Hot Questions on Demand Response, Smart Grid
A GridWise Alliance webcast yesterday focused on demand response under the aegis of the alliance's commercial/industrial subgroup, and I knew I had to listen.
What better way to understand the concerns of commercial/industrial electricity customers who for decades have taken advantage of real-time pricing and demand management techniques to control one of their biggest costs?
Seda Atam, manager for national customer markets for the Edison Electric Institute (EEI), described EEI's work with commercial customers with national footprints and the high value of demand side management in that context. Then Michael Cornicelli, executive vice president for BOMA/Chicago (Building Owners and Managers Association), described the concerns of his members, who manage 125 million square feet of space - 80 percent of Chicago's central business district. (Electricity is second only to property taxes as their highest expense.)

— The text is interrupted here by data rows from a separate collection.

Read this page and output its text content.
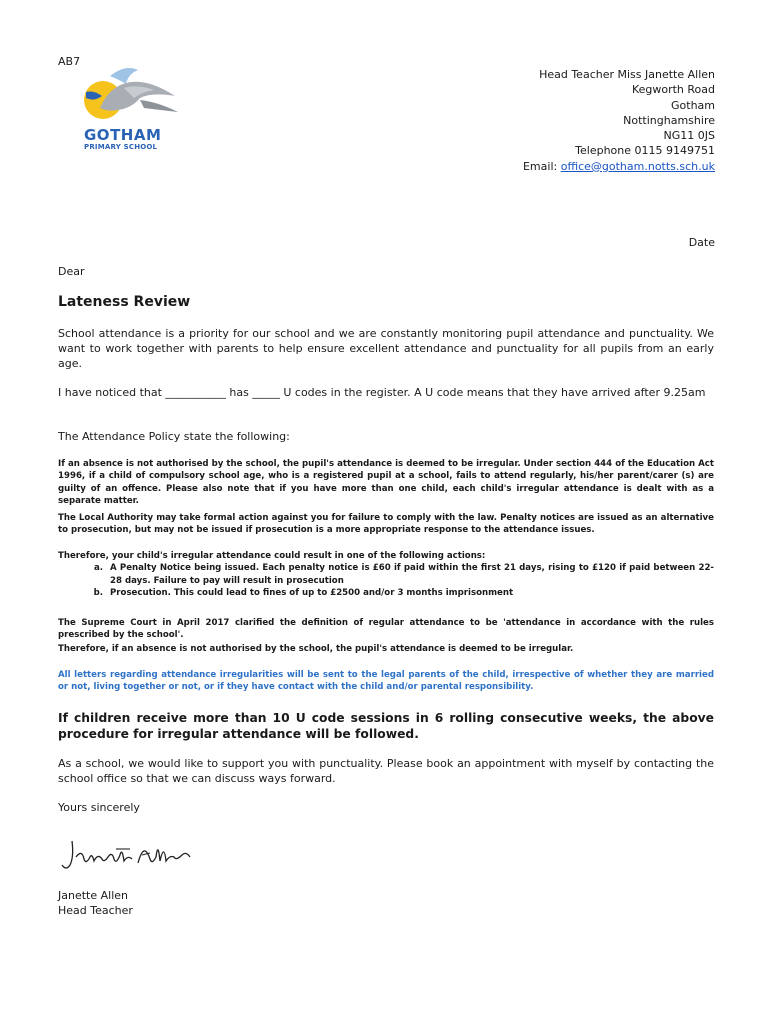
AB7
GOTHAM
PRIMARY SCHOOL
Head Teacher Miss Janette Allen
Kegworth Road
Gotham
Nottinghamshire
NG11 0JS
Telephone 0115 9149751
Email: office@gotham.notts.sch.uk
Date
Dear
Lateness Review
School attendance is a priority for our school and we are constantly monitoring pupil attendance and punctuality. We want to work together with parents to help ensure excellent attendance and punctuality for all pupils from an early age.
I have noticed that ___________ has _____ U codes in the register. A U code means that they have arrived after 9.25am
The Attendance Policy state the following:
If an absence is not authorised by the school, the pupil's attendance is deemed to be irregular. Under section 444 of the Education Act 1996, if a child of compulsory school age, who is a registered pupil at a school, fails to attend regularly, his/her parent/carer (s) are guilty of an offence. Please also note that if you have more than one child, each child's irregular attendance is dealt with as a separate matter.
The Local Authority may take formal action against you for failure to comply with the law. Penalty notices are issued as an alternative to prosecution, but may not be issued if prosecution is a more appropriate response to the attendance issues.
Therefore, your child's irregular attendance could result in one of the following actions:
a. A Penalty Notice being issued. Each penalty notice is £60 if paid within the first 21 days, rising to £120 if paid between 22-28 days. Failure to pay will result in prosecution
b. Prosecution. This could lead to fines of up to £2500 and/or 3 months imprisonment
The Supreme Court in April 2017 clarified the definition of regular attendance to be 'attendance in accordance with the rules prescribed by the school'.
Therefore, if an absence is not authorised by the school, the pupil's attendance is deemed to be irregular.
All letters regarding attendance irregularities will be sent to the legal parents of the child, irrespective of whether they are married or not, living together or not, or if they have contact with the child and/or parental responsibility.
If children receive more than 10 U code sessions in 6 rolling consecutive weeks, the above procedure for irregular attendance will be followed.
As a school, we would like to support you with punctuality. Please book an appointment with myself by contacting the school office so that we can discuss ways forward.
Yours sincerely
Janette Allen
Head Teacher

But the most revealing of the presenters was John Anderson, president and CEO of ELCON, the Electricity Consumers Resource Council, which represents large industrial manufacturers. Anderson's constituents have been participating in dynamic pricing and demand side management for decades.
"The facilities of our members represent hundreds if not thousands of megawatts at each site," Anderson said, underscoring their scale.
"We've never heard a U.S. president talk so explicitly and fervently about an electricity issue the way President Obama talks about the smart grid," Anderson observed. "We have some very basic questions."
Here I render his questions nearly verbatim in the breathless manner he delivered them - not unlike a patient shown the couch and asked to describe his anxieties. Why the realism? It lends authenticity to the concerns. After all, Anderson represents the largest electricity consumers in the country. (Note: when Anderson uses the word "consumers," he typically means customers such as his members.)
"For instance, what is a smart grid?" Anderson asked rhetorically. "Does it involve transmission, distribution, or both? Will it bring mandatory requirements to consumers? Or will participation be voluntary? Can participants opt out? Will it be Internet or wireless based? Will hardware and software from different vendors talk to each other? What are the cyber security implications? What will the smart grid cost? Will it produce long-lived assets or will consumers be faced with stranded costs? Why have no qualified consumer groups supported the idea? Is real-time pricing what customers want? Will customers be prohibited from hedging against price volatility by seeking fixed-price contracts in the smart grid era? Will cyber security concerns drive tremendous costs, spread across all customers? Finally, do we really need the smart grid to bring about peak load control goals? For 40, 50 years, utilities have been installing radio-controlled switches on hot water heaters, swimming pool filters, air conditioning compressors and things like that. Utilities actually, directly dispatch these load-control appliances. It's a proven concept, a very, very inexpensive way to reduce peak load and verifiable. Customers have been pleased with the results. Finally, there are real problems being raised. California is ahead of the rest of the United States on many issues, and certainly they are with smart meters, ordering them for all customers. They started installing a couple years ago and immediately they started getting complaints. As one of them said: 'For the utility to come into your home at any time of day or night and know what appliances you're using is corporate intrusion on your life.' PG&E for a long time denied there were problems, but just last month they recognized that there is significant customer discontent, discontent that may have merit. A senior vice president said 'I just don't think we did a good job of seeing the world through the lens of the consumer.' I think the idea of a smart grid may be a terrific idea, it probably is, but that message has not resonated with many consumers, at least to date. To be successful, I think consumers must be convinced of net benefits, benefits that they want, not something that someone else says they want. I urge advocates of the smart grid to directly address consumer concerns, or else I think you might find you'll get some backlash."
"We certainly have an open mind," Anderson concluded. "And we're looking forward to learning more about it."
These are the largest, most sophisticated electricity customers in society and their leader rattled off myriad concerns without drawing a breath. All smart grid proponents - including yours truly - should take note and attempt to answer these concerns. Then take a deep breath.